The general rule of thumb that I'm familiar with is that you need about 80 bytes of VRAM per parameter when you are doing training. Inference is different and a lot more efficient, and LoRA is also different and more efficient, but training a base model requires a LOT of memory.
A machine like this would top out below 2 trillion parameters using the training algorithms that I'm familiar with.
I don't know what the breakdown is, but I know there was code for training the llama models on a DGX (640 GB of VRAM, repo is now gone), and it could only train the 7b model without using deepspeed 3 (offloading).
The ML engineers in my group chat say "1 DGX to train 7b at full speed, 2 for 13b, 4 for 30b, 8 for 65b"

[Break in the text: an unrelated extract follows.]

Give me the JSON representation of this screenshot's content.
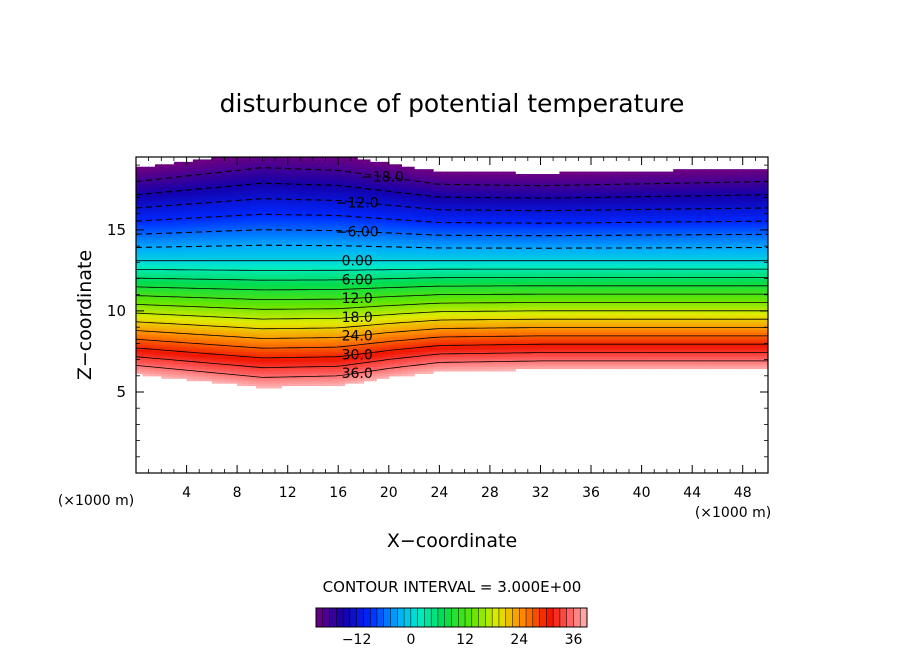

For automatic differentiation (backpropagation) you need to store the intermediate results per layer of the forward pass. With checkpointing you can only store every nth layer and recompute the rest accordingly to reduce memory requirements in favor of more compute.
For backpropagation you take the diff between actual and expected output and you go backwards to calculate derivate and apply it with optimiser - that's 8 extra bytes for single precision floats per trainable parameter.
You also need the optimizer (e.g. Adam)'s state, which is usually double the parameter's size. So if using fp16, one parameter takes up 6 bytes in memory.
A machine like this would top out below 2 trillion parameters using the training algorithms that I'm familiar with.